CRIME

Trial examines fatal stolen car crash

Bruce Vielmetti
Milwaukee Journal Sentinel

News of a teen killed in a stolen car crash had become a familiar story by January; it was the seventh such tragedy since November.

Six teens were speeding north on Port Washington Road when the 2004 Toyota Camry hit another car, went airborne, flipped and smashed into a house  “like a cruise missile,” a prosecutor said.

Deanthony Parks, 16, was ejected and died at the scene. Police would later say Parks had been arrested before for car theft and was listed on the Auto Theft Robbery Task Force since August 2015. But he wasn’t driving the day he died.

On Thursday, Parks’ friend told jurors he wasn’t driving, either.

Xavier McFarland, 19, is on trial for hit-and-run causing death and driving with a revoked license. From a hospital bed, he initially told police Parks was driving.

He admitted Thursday that it was a lie, because he didn’t want his other friend, Joshua Brown, “to get in trouble over an accident.”

But Brown and two now 16-year-old girls who also were in the car told police McFarland was at the wheel.

Six teens speeding in a stolen car hit another vehicle. One kid dies. The driver of the stolen vehicle is on trial this week. Prosecutors say the car was speeding north on Port Washington Road in  a stolen 2004 Toyota Camry about 10:45 a.m. on Jan. 23 when he hit an Oldsmobile that had pulled out from Capitol Drive. The Camry launched into the air, spinning several times as it crossed southbound lanes before crashing into a house that had a day care center.

He insisted Thursday that it was Brown, and said the only witness who testified against McFarland, Keviana Turks-Wilder, is Brown’s girlfriend. Brown refused to testify, citing his Fifth Amendment right against possible self-incrimination and still refused after being granted immunity.

McFarland said Brown, Parks and a third boy picked him up in the Camry about 6 a.m. that day, that they drove around until picking up Turks-Wilder and another girl about 8 a.m., and then drove around some more until the crash, about 10:45 a.m. He said he didn’t know at the time that the car had been stolen.

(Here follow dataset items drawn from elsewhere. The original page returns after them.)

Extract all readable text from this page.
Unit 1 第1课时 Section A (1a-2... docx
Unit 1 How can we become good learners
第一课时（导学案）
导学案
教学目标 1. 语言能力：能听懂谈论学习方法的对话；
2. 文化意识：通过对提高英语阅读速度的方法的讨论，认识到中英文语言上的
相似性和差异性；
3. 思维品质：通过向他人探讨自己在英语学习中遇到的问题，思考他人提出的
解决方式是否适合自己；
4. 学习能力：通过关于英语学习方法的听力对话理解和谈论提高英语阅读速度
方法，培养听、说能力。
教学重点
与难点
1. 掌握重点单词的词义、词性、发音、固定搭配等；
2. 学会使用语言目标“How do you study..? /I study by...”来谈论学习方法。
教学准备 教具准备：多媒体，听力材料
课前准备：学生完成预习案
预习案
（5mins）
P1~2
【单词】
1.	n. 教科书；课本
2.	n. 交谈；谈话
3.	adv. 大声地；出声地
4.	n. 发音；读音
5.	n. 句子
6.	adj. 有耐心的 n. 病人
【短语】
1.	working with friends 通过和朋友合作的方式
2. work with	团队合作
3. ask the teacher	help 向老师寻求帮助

According to the criminal complaint, the Camry hit an Oldsmobile that had pulled out from Capitol Drive, launched into the air, spun several times as it crossed southbound lanes, then crashed into a house that had a day care center. The other driver and her passengers were not seriously injured.

Video from a nearby building later showed Parks, 16, flying out of the rear driver’s side window head first. He was found dead between the Camry and the day care. The building had such extreme damage from the car that it was later condemned.

After the car came to rest on its roof, the rest of the occupants are seen in  the video crawling out of the driver’s side windows and running from the scene.

Within a few days, the girls who had escaped the crash told a detective that McFarland was the driver. One said that after news of Parks’ death, McFarland reacted on social media by posting “LMFAO,” which stands for “Laughing my (expletive) ass off.”

Detectives arrested McFarland at home on Jan. 29 and took him directly to the hospital for treatment of spinal injuries he suffered in the crash. He admitted being in the car but said Parks had been driving. He had no response when detectives showed him a picture of Parks being ejected from the rear driver’s side window.

This portrait commemorates Deanthony Parks, who died in a January car crash.

His attorney later gave notice that he intended to try to show Brown was the person responsible for the crime, but Assistant District Attorney Karl Hayes objected to the proposed offer of proof: a detective’s early suggestion of suspicion toward Brown because someone “outside the situation,” meaning not a passenger, had said Brown was driving. That would be hearsay, Hayes pointed out.

Instead, McFarland was left to take the stand and claim Brown was driving.

When Hayes, on cross-examination, suggested McFarland had to come up with a new story after seeing the photo of Parks flying out the rear-seat window, McFarland replied, “No, I realized I had to tell the truth.”

The state’s case also included DNA taken from the driver’s seat area of the Camry that matched McFarland and no one else from inside the car. McFarland said his hand was cut by broken glass as he crawled out the driver’s window from the passenger’s seat after the crash. He denied posting any comments on Facebook after hearing on the news that Parks had died.

McFarland, who has one prior adult and four prior juvenile convictions, faces up to 18 years in prison if found guilty of both counts.

The jury is expected to deliberate by Friday.